June has meant that I have been spending a great deal of time watching the World Cup Cricket so my reading has taken a back seat. I have still managed to read a few books.
Another library book but one I wished I had bought as it would have been good to be able to pass it on to my reading group.
If you had to pick five people to sum up your life, who would they be? If you were to raise a glass to each of them, what would you say? And what would you learn about yourself, when all is said and done?
“‘I’m here to remember – all that I have been and all that I will never be again.’
At the bar of a grand hotel in a small Irish town sits 84-year-old Maurice Hannigan. He’s alone, as usual -though tonight is anything but. Pull up a stool and charge your glass, because Maurice is finally ready to tell his story.
Over the course of this evening, he will raise five toasts to the five people who have meant the most to him. Through these stories – of unspoken joy and regret, a secret tragedy kept hidden, a fierce love that never found its voice – the life of one man will be powerfully and poignantly laid bare.”
Nothing more to say. A truly wonderful book, particularly for those of us in our senior years.
This book was lent to me from one of my book group friends. It is what I would call a joyous book even though it is set in a harrowing time and place.
“In 1922, Count Alexander Rostov is deemed an unrepentant aristocrat by a Bolshevik tribunal, and is sentenced to house arrest in the Metropol, a grand hotel across the street from the Kremlin. Rostov, an indomitable man of erudition and wit, has never worked a day in his life, and must now live in an attic room while some of the most tumultuous decades in Russian history are unfolding outside the hotel’s doors. Unexpectedly, his reduced circumstances provide him entry into a much larger world of emotional discovery.”
After finishing the book I thought it would make a wonderful movie, apparently others thought so too.
Period drama news and reviews, from the website Willow and Thatch, well worth a read of this article on A Gentleman in Moscow.
And a finish with this nifty little video.
11 Comments Add yours
I adored Gentleman in Moscow too. It’s so beautifully written.
Glad you enjoyed it too. It was such a beautifully written book, as you say.
I can’t watch cricket anymore. I find it tedious after the cult of personality set in after Ponting. Not that I’m a fan of Ponting either. I miss the Thommo era and the likes of Doug Walters. Yea, I know, I’m an old bloke.
My favourite era of cricket was the “caught Marsh bowled Lillee era.” If you’r an old bloke them I’m an old woman. 🙂
That was a good era. Even though Jeff Thompson came from NSW I think he did his best for Queensland.

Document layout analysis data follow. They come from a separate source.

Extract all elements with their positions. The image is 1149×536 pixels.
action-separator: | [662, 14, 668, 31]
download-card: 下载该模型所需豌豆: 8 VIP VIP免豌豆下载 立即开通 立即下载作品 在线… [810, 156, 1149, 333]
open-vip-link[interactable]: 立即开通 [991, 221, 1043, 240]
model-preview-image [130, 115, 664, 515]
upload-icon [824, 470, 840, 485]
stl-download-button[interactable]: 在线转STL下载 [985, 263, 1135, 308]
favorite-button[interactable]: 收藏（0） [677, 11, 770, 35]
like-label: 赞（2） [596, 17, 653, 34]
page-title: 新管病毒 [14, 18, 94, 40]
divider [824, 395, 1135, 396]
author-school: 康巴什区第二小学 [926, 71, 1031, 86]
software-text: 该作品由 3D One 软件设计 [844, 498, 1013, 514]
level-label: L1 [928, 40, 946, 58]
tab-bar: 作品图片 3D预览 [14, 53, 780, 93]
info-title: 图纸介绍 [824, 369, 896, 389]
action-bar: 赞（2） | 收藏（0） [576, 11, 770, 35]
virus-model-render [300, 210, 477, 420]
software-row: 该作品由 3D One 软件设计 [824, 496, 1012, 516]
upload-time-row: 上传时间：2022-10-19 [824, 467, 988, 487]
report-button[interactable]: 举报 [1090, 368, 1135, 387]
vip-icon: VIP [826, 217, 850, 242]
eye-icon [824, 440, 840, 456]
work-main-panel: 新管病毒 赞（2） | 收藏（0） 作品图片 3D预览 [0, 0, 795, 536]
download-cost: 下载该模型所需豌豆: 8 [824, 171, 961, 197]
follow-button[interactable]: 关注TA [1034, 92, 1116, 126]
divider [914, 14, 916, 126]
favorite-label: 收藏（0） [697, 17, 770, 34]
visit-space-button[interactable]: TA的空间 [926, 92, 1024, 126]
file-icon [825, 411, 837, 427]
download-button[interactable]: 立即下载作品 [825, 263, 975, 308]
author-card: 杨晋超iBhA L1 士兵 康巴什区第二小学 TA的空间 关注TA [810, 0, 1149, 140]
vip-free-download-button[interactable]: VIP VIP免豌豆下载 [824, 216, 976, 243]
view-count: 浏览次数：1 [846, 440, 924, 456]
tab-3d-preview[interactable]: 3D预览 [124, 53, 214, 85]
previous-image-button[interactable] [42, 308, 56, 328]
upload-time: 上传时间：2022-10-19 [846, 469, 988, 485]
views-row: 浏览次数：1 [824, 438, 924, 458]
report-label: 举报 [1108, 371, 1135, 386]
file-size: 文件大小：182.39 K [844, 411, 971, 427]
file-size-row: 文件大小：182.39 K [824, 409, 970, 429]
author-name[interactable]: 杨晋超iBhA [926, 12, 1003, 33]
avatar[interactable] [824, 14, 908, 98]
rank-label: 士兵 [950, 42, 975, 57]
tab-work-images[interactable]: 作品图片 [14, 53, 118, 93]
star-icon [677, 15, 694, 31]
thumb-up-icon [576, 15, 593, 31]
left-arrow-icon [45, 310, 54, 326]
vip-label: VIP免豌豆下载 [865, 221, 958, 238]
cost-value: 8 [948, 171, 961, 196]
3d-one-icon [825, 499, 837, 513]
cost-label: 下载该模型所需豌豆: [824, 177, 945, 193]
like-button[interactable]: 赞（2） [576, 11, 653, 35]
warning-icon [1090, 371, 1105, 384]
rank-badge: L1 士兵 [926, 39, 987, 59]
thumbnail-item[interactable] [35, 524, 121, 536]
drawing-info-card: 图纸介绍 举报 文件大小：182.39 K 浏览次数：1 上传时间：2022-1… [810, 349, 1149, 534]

Same with Alan Border.
Thanks for the reminder about the Anne Griffin book which I have now ordered.
I just couldn’t get into “A Gentleman in Moscow”. The style just didn’t engage with me and four chapters in I returned it to the library with a reminder in next year’s diary to try reading it again.
Hope you enjoyed the cricket.
I hope you give it another try. A book I found I couldn’t get into is The Clockmaker’s Daughter. It is one that I bought so I have put it aside to try it again at a later date.
The cricket is now getting to the exciting stage with the semi finals coming up soon. I will soon have to choose between cricket and the Tour de France cycling.
I am stuck between Wimbledon and Le Tour.
So very glad you liked Anne Griffin. I am going to try Gentleman in Moscow after your review- a new one on me. I have noticed that we seem to like the same books, more so than I have noticed with any other blogger. If you reckon it’s good it is.
Thanks Cathy, I certainly note with interest the books you have read and as you say we seem to have similar tastes. When I choose from the books you have recommended I certainly enjoy them.
I reserved the book- I am 84th in the list so I reckon a couple of book groups have picked it. I may have to part with hard cash!